What I have tried is: When $C=R$ then it is a direct consequence of the simplicity of $S$ as an $R$-module.
Further, since $S$ is simple then $S$ is cyclic (i.e. $S=Cy$ for nonzero $y\in S$). Consider the map $$f: C \to S$$ $$c \mapsto cy$$
Then $\ker(f)$ is the annihilator of $S$ in $C$ and $\ker(f) \cap R$ is the annihilator of $S$ in $R$. I have shown that it is an ideal of $R$ but I have no idea to continue showing the maximality. Is it a true direction or is there anything else I should consider to show the maximality?
Best Answer
I got an idea : If we restrict the map $f: C \to S$ on $R$. Then we have an isomorphism between $f(R)=Ry$ and the quotient $R/(\ker(f) \cap R)$, where $\ker(f) \cap R$ is the annihilator of $S$ in $R$.

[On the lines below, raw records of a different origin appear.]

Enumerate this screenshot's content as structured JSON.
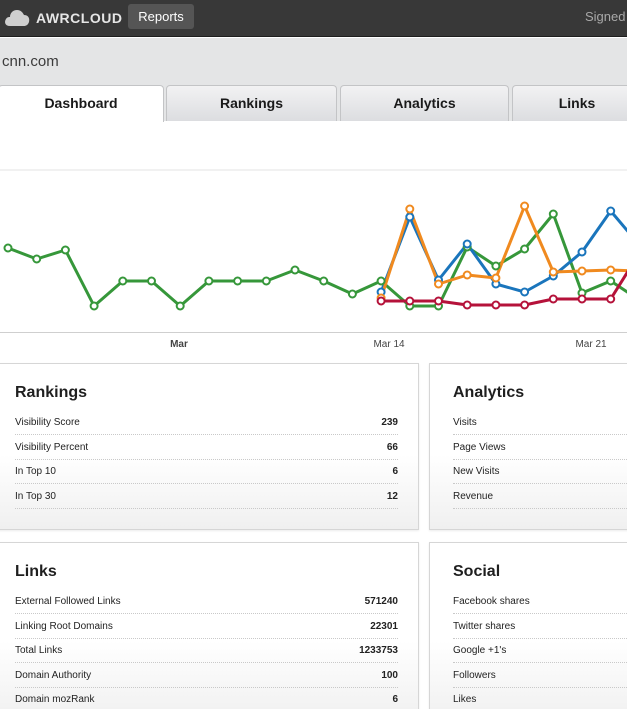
{
  "topbar": {
    "brand": "AWRCLOUD",
    "reports_label": "Reports",
    "user_text": "Signed"
  },
  "site": {
    "domain": "cnn.com"
  },
  "tabs": [
    {
      "label": "Dashboard",
      "active": true
    },
    {
      "label": "Rankings",
      "active": false
    },
    {
      "label": "Analytics",
      "active": false
    },
    {
      "label": "Links",
      "active": false
    }
  ],
  "chart_data": {
    "type": "line",
    "x_tick_labels": [
      "Mar",
      "Mar 14",
      "Mar 21"
    ],
    "x_day_of_march": [
      1,
      2,
      3,
      4,
      5,
      6,
      7,
      8,
      9,
      10,
      11,
      12,
      13,
      14,
      15,
      16,
      17,
      18,
      19,
      20,
      21,
      22,
      23
    ],
    "series": [
      {
        "color": "#36973a",
        "values": [
          85,
          74,
          83,
          27,
          52,
          52,
          27,
          52,
          52,
          52,
          63,
          52,
          39,
          52,
          27,
          27,
          86,
          67,
          84,
          119,
          40,
          52,
          33
        ]
      },
      {
        "color": "#1a75bc",
        "values": [
          null,
          null,
          null,
          null,
          null,
          null,
          null,
          null,
          null,
          null,
          null,
          null,
          null,
          41,
          116,
          53,
          89,
          49,
          41,
          57,
          81,
          122,
          88
        ]
      },
      {
        "color": "#f08a1f",
        "values": [
          null,
          null,
          null,
          null,
          null,
          null,
          null,
          null,
          null,
          null,
          null,
          null,
          null,
          35,
          124,
          49,
          58,
          55,
          127,
          61,
          62,
          63,
          62
        ]
      },
      {
        "color": "#b5123a",
        "values": [
          null,
          null,
          null,
          null,
          null,
          null,
          null,
          null,
          null,
          null,
          null,
          null,
          null,
          32,
          32,
          32,
          28,
          28,
          28,
          34,
          34,
          34,
          80
        ]
      }
    ]
  },
  "cards": {
    "rankings": {
      "title": "Rankings",
      "rows": [
        {
          "label": "Visibility Score",
          "value": "239"
        },
        {
          "label": "Visibility Percent",
          "value": "66"
        },
        {
          "label": "In Top 10",
          "value": "6"
        },
        {
          "label": "In Top 30",
          "value": "12"
        }
      ]
    },
    "analytics": {
      "title": "Analytics",
      "rows": [
        {
          "label": "Visits",
          "value": ""
        },
        {
          "label": "Page Views",
          "value": ""
        },
        {
          "label": "New Visits",
          "value": ""
        },
        {
          "label": "Revenue",
          "value": ""
        }
      ]
    },
    "links": {
      "title": "Links",
      "rows": [
        {
          "label": "External Followed Links",
          "value": "571240"
        },
        {
          "label": "Linking Root Domains",
          "value": "22301"
        },
        {
          "label": "Total Links",
          "value": "1233753"
        },
        {
          "label": "Domain Authority",
          "value": "100"
        },
        {
          "label": "Domain mozRank",
          "value": "6"
        }
      ]
    },
    "social": {
      "title": "Social",
      "rows": [
        {
          "label": "Facebook shares",
          "value": ""
        },
        {
          "label": "Twitter shares",
          "value": ""
        },
        {
          "label": "Google +1's",
          "value": ""
        },
        {
          "label": "Followers",
          "value": ""
        },
        {
          "label": "Likes",
          "value": ""
        }
      ]
    }
  }
}
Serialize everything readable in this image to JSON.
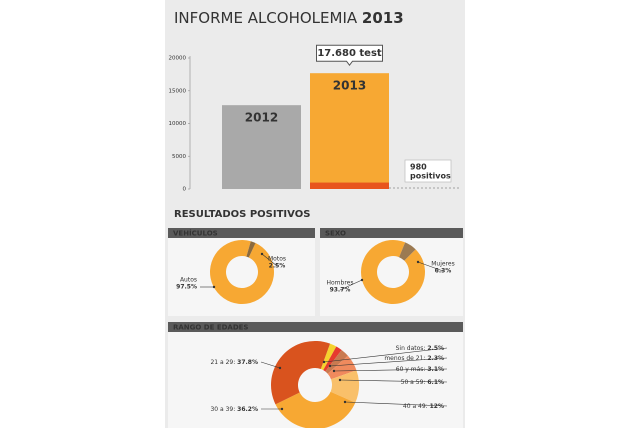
{
  "title": "INFORME ALCOHOLEMIA",
  "title_year": "2013",
  "section_title": "RESULTADOS POSITIVOS",
  "chart_data": [
    {
      "type": "bar",
      "categories": [
        "2012",
        "2013"
      ],
      "values": [
        12800,
        17680
      ],
      "value_labels": [
        null,
        "17.680 test"
      ],
      "colors": [
        "#a9a9a9",
        "#f7a833"
      ],
      "ylim": [
        0,
        20000
      ],
      "yticks": [
        0,
        5000,
        10000,
        15000,
        20000
      ],
      "positives": {
        "value": 980,
        "label": "positivos",
        "color": "#e8541c"
      }
    },
    {
      "type": "donut",
      "title": "VEHÍCULOS",
      "categories": [
        "Autos",
        "Motos"
      ],
      "values": [
        97.5,
        2.5
      ],
      "value_labels": [
        "97.5%",
        "2.5%"
      ],
      "colors": [
        "#f7a833",
        "#8b6a3e"
      ]
    },
    {
      "type": "donut",
      "title": "SEXO",
      "categories": [
        "Hombres",
        "Mujeres"
      ],
      "values": [
        93.7,
        6.3
      ],
      "value_labels": [
        "93.7%",
        "6.3%"
      ],
      "colors": [
        "#f7a833",
        "#9b7a52"
      ]
    },
    {
      "type": "donut",
      "title": "RANGO DE EDADES",
      "categories": [
        "Sin datos:",
        "menos de 21:",
        "60 y más:",
        "50 a 59:",
        "40 a 49:",
        "30 a 39:",
        "21 a 29:"
      ],
      "values": [
        2.5,
        2.3,
        3.1,
        6.1,
        12,
        36.2,
        37.8
      ],
      "value_labels": [
        "2.5%",
        "2.3%",
        "3.1%",
        "6.1%",
        "12%",
        "36.2%",
        "37.8%"
      ],
      "colors": [
        "#f5d22e",
        "#e63b2e",
        "#c97a50",
        "#f08a5d",
        "#f9c06a",
        "#f7a833",
        "#d9531e"
      ]
    }
  ]
}
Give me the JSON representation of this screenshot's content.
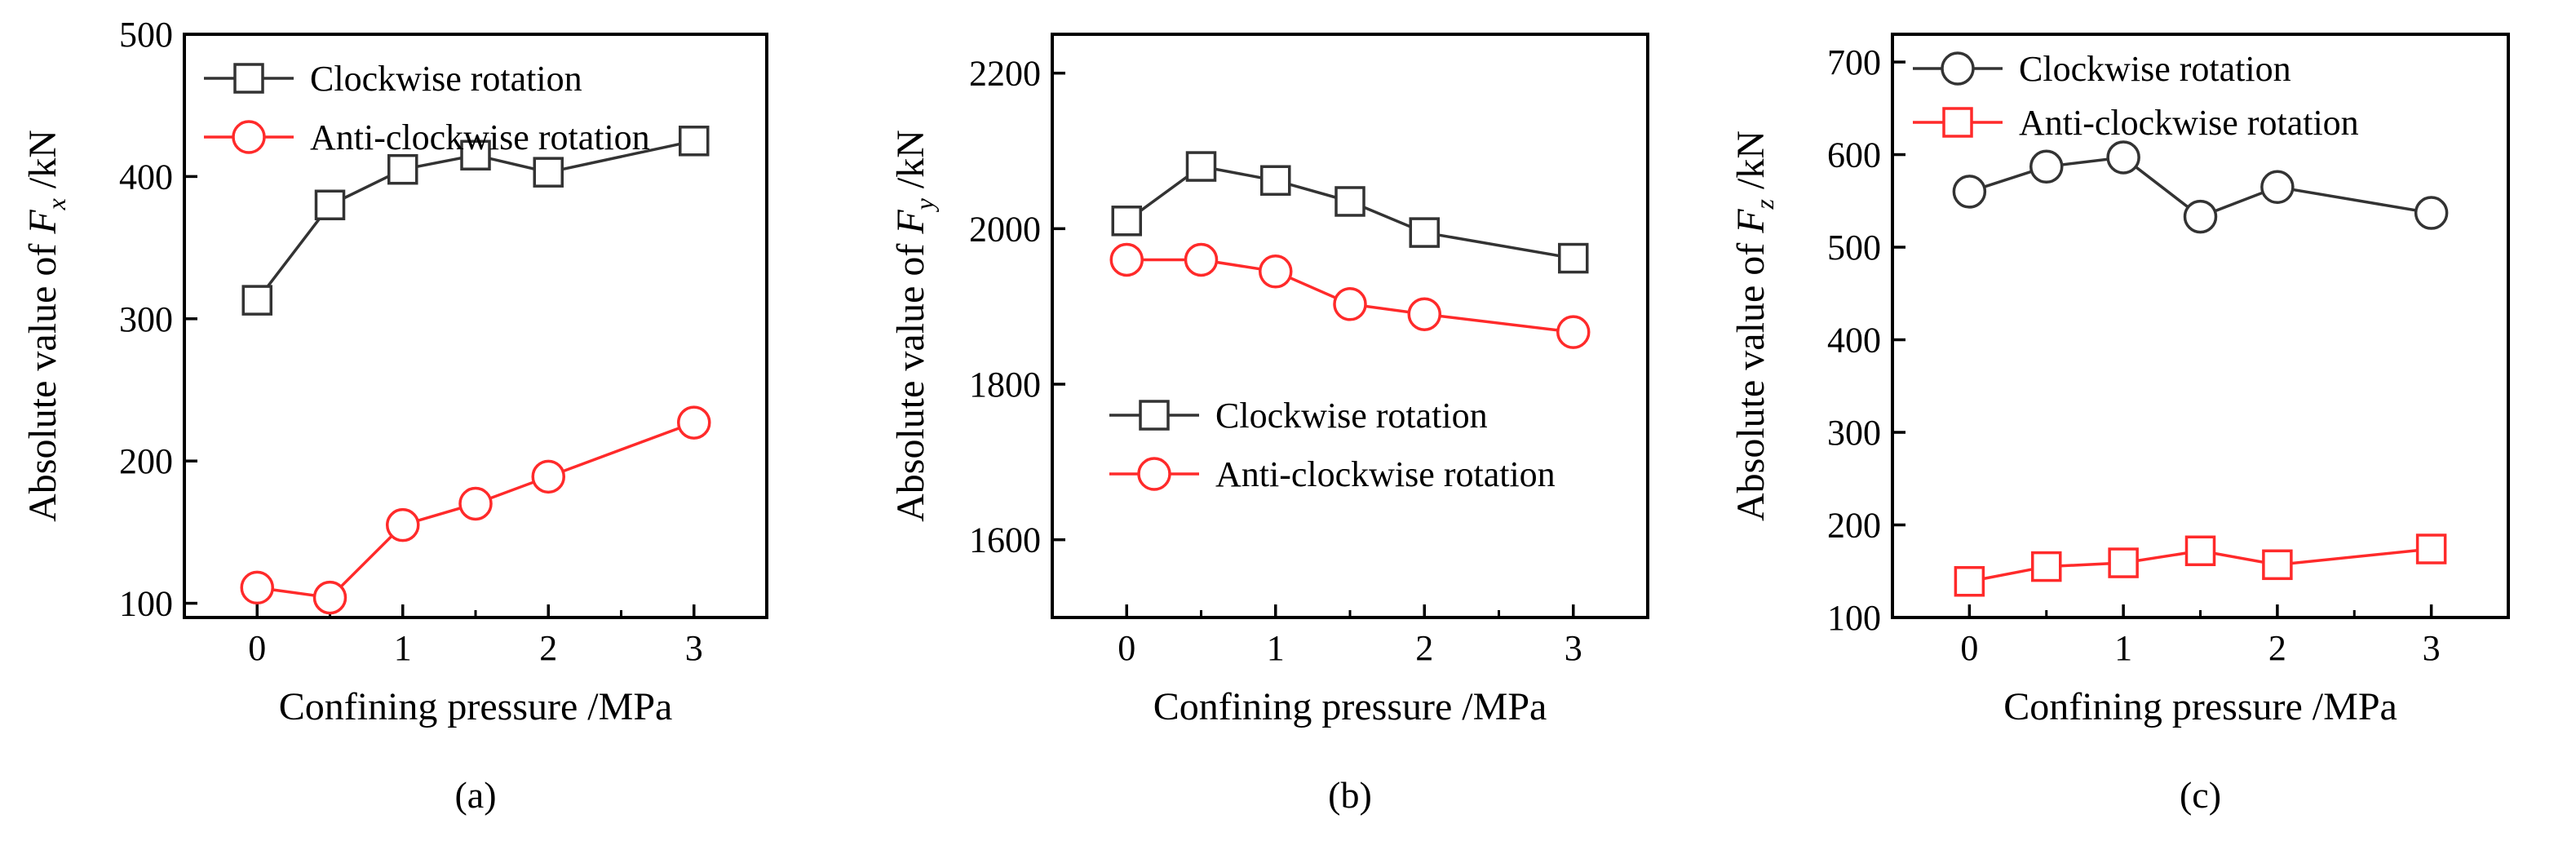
{
  "chart_data": [
    {
      "type": "line",
      "panel_label": "(a)",
      "xlabel": "Confining pressure /MPa",
      "ylabel_prefix": "Absolute  value of ",
      "ylabel_symbol": "F",
      "ylabel_subscript": "x",
      "ylabel_suffix": " /kN",
      "xlim": [
        -0.5,
        3.5
      ],
      "ylim": [
        90,
        500
      ],
      "xticks": [
        0,
        1,
        2,
        3
      ],
      "yticks": [
        100,
        200,
        300,
        400,
        500
      ],
      "legend_position": "top-left",
      "series": [
        {
          "name": "Clockwise rotation",
          "marker": "square",
          "color": "#333333",
          "x": [
            0,
            0.5,
            1,
            1.5,
            2,
            3
          ],
          "y": [
            313,
            380,
            405,
            415,
            403,
            425
          ]
        },
        {
          "name": "Anti-clockwise rotation",
          "marker": "circle",
          "color": "#ff2a2a",
          "x": [
            0,
            0.5,
            1,
            1.5,
            2,
            3
          ],
          "y": [
            111,
            104,
            155,
            170,
            189,
            227
          ]
        }
      ]
    },
    {
      "type": "line",
      "panel_label": "(b)",
      "xlabel": "Confining pressure /MPa",
      "ylabel_prefix": "Absolute  value of ",
      "ylabel_symbol": "F",
      "ylabel_subscript": "y",
      "ylabel_suffix": " /kN",
      "xlim": [
        -0.5,
        3.5
      ],
      "ylim": [
        1500,
        2250
      ],
      "xticks": [
        0,
        1,
        2,
        3
      ],
      "yticks": [
        1600,
        1800,
        2000,
        2200
      ],
      "legend_position": "center-right",
      "series": [
        {
          "name": "Clockwise rotation",
          "marker": "square",
          "color": "#333333",
          "x": [
            0,
            0.5,
            1,
            1.5,
            2,
            3
          ],
          "y": [
            2010,
            2080,
            2062,
            2035,
            1995,
            1962
          ]
        },
        {
          "name": "Anti-clockwise rotation",
          "marker": "circle",
          "color": "#ff2a2a",
          "x": [
            0,
            0.5,
            1,
            1.5,
            2,
            3
          ],
          "y": [
            1960,
            1960,
            1945,
            1903,
            1890,
            1867
          ]
        }
      ]
    },
    {
      "type": "line",
      "panel_label": "(c)",
      "xlabel": "Confining pressure /MPa",
      "ylabel_prefix": "Absolute  value of ",
      "ylabel_symbol": "F",
      "ylabel_subscript": "z",
      "ylabel_suffix": " /kN",
      "xlim": [
        -0.5,
        3.5
      ],
      "ylim": [
        100,
        730
      ],
      "xticks": [
        0,
        1,
        2,
        3
      ],
      "yticks": [
        100,
        200,
        300,
        400,
        500,
        600,
        700
      ],
      "legend_position": "top-left",
      "series": [
        {
          "name": "Clockwise rotation",
          "marker": "circle",
          "color": "#333333",
          "x": [
            0,
            0.5,
            1,
            1.5,
            2,
            3
          ],
          "y": [
            560,
            587,
            597,
            533,
            565,
            537
          ]
        },
        {
          "name": "Anti-clockwise rotation",
          "marker": "square",
          "color": "#ff2a2a",
          "x": [
            0,
            0.5,
            1,
            1.5,
            2,
            3
          ],
          "y": [
            139,
            155,
            159,
            172,
            157,
            174
          ]
        }
      ]
    }
  ]
}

So to show $R/(\ker(f) \cap R)$ is maximal, it is enough to show that $Ry$ is simple as an $R$-module. Let $ry \in Ry$ be a nonzero element. Then clearly $Ry$ contains $\langle ry \rangle$ as $R$-modules. Conversely, since $ry \in Ry \subset S$ is nonzero, $\langle ry \rangle = S \supset Ry$. So $Ry = \langle ry \rangle$ for any nonzero $ry \in Ry$. Hnece $Ry$ is simple and $R/(\ker(f) \cap R)$ is maximal.
Please let me know if there is ambiguity in my answer.